How one construction company maintains robust health and safety measures by putting it on the agenda at every board meeting.
The UK’s health and safety (H&S) landscape has been redrawn by new guidelines.
Company directors who breach H&S laws could soon face much bigger fines and tougher prison sentences, due to the Sentencing Council’s definitive sentencing guidelines.
The guidelines will to apply to H&S and corporate manslaughter prosecutions from early 2016, if not before, and are expected to be retrospective.
Word from the top
Good health and safety (H&S) management starts at the top of an organisation, says David Brierley, Health & Safety Manager, Wingate Building Services. H&S management is on the agenda at every board meeting, at which the board reviews a report on H&S prepared by Brierley.
One board member has specific responsibility for H&S – Brierley’s top-level ‘H&S champion’ – although H&S issues are discussed by the entire board.

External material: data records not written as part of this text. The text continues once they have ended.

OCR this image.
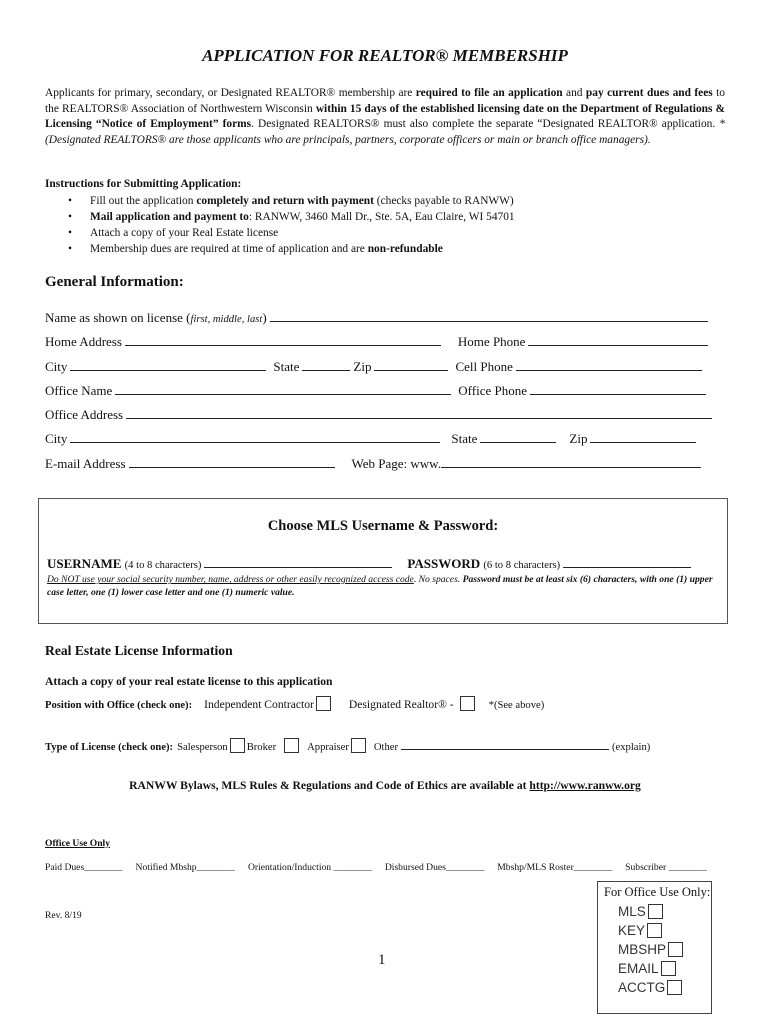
APPLICATION FOR REALTOR® MEMBERSHIP
Applicants for primary, secondary, or Designated REALTOR® membership are required to file an application and pay current dues and fees to the REALTORS® Association of Northwestern Wisconsin within 15 days of the established licensing date on the Department of Regulations & Licensing “Notice of Employment” forms. Designated REALTORS® must also complete the separate “Designated REALTOR® application. *(Designated REALTORS® are those applicants who are principals, partners, corporate officers or main or branch office managers).
Instructions for Submitting Application:
• Fill out the application completely and return with payment (checks payable to RANWW)
• Mail application and payment to: RANWW, 3460 Mall Dr., Ste. 5A, Eau Claire, WI 54701
• Attach a copy of your Real Estate license
• Membership dues are required at time of application and are non-refundable
General Information:
Name as shown on license (first, middle, last)
Home Address	Home Phone
City	State	Zip	Cell Phone
Office Name	Office Phone
Office Address
City	State	Zip
E-mail Address	Web Page: www.
Choose MLS Username & Password:
USERNAME (4 to 8 characters)	PASSWORD (6 to 8 characters)
Do NOT use your social security number, name, address or other easily recognized access code. No spaces. Password must be at least six (6) characters, with one (1) upper case letter, one (1) lower case letter and one (1) numeric value.
Real Estate License Information
Attach a copy of your real estate license to this application
Position with Office (check one): Independent Contractor	Designated Realtor® -	*(See above)
Type of License (check one): Salesperson Broker	Appraiser Other	(explain)
RANWW Bylaws, MLS Rules & Regulations and Code of Ethics are available at http://www.ranww.org
Office Use Only
Paid Dues________ Notified Mbshp________ Orientation/Induction ________ Disbursed Dues________ Mbshp/MLS Roster________ Subscriber ________
Rev. 8/19
1
For Office Use Only:
MLS
KEY
MBSHP
EMAIL
ACCTG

For example, the board recently discussed and approved investing in new drop-down roof racks, which remove the working at height risks to employees when loading/removing ladders, etc. from the roof of company vans.
A step ahead
Managing H&S risk is clearly a priority for a construction company, but Wingate also sees it as a competitive advantage, explains Brierley.
“We see it as a natural fit with sales – the same board member is responsible for both functions.
“If we show that we have robust H&S, it helps to win contracts. We actively sell our services on our H&S record.”
As a family run business, the managing director and majority of board members have first-hand experience of working onsite and know the importance of H&S.
“We are fortunate that our management can talk to employees without prejudice or rank,” says Brierley.
“The managing director will engage with the workforce and is always looking for innovative ways to make the job better, safer and easier.”
The ability to relate to employees at every level is important to demonstrate leadership and engender a safety culture in the company, explains Brierley.
“Our managing director is very H&S conscious and spends a lot of time, money and resource on getting the message across. And we can see that this is paying off,” he says.
Walk the walk
Wingate also sees value in conforming with safety standards, such as those set by the H&S Executive, British Standards or the Achilles supplier network. Such standards provide a useful external audit of the company’s H&S management, in addition to its own independent internal audit function.
“Getting good policies in place is obvious, but important. People need to buy into them from the top down.
“Some companies produce a H&S policy as a tick box exercise, but management need to get behind them and enforce them,” says Brierley.
Training is another key aspect of H&S management, Brierley says. “No one wants to look soft on a construction site. But if you can get people to think about the consequences of their actions – and how it may affect their families if they were to be injured – the message gets across,” he says.
The new H&S sentencing guidelines will have an impact, Brierley believes.
As a consequence of the changes, Wingate increased the numbers of regional directors to oversee H&S management at a local level, in addition to board level involvement, explains Brierley. “Higher fines and custodial sentences do make senior management sit up and listen.”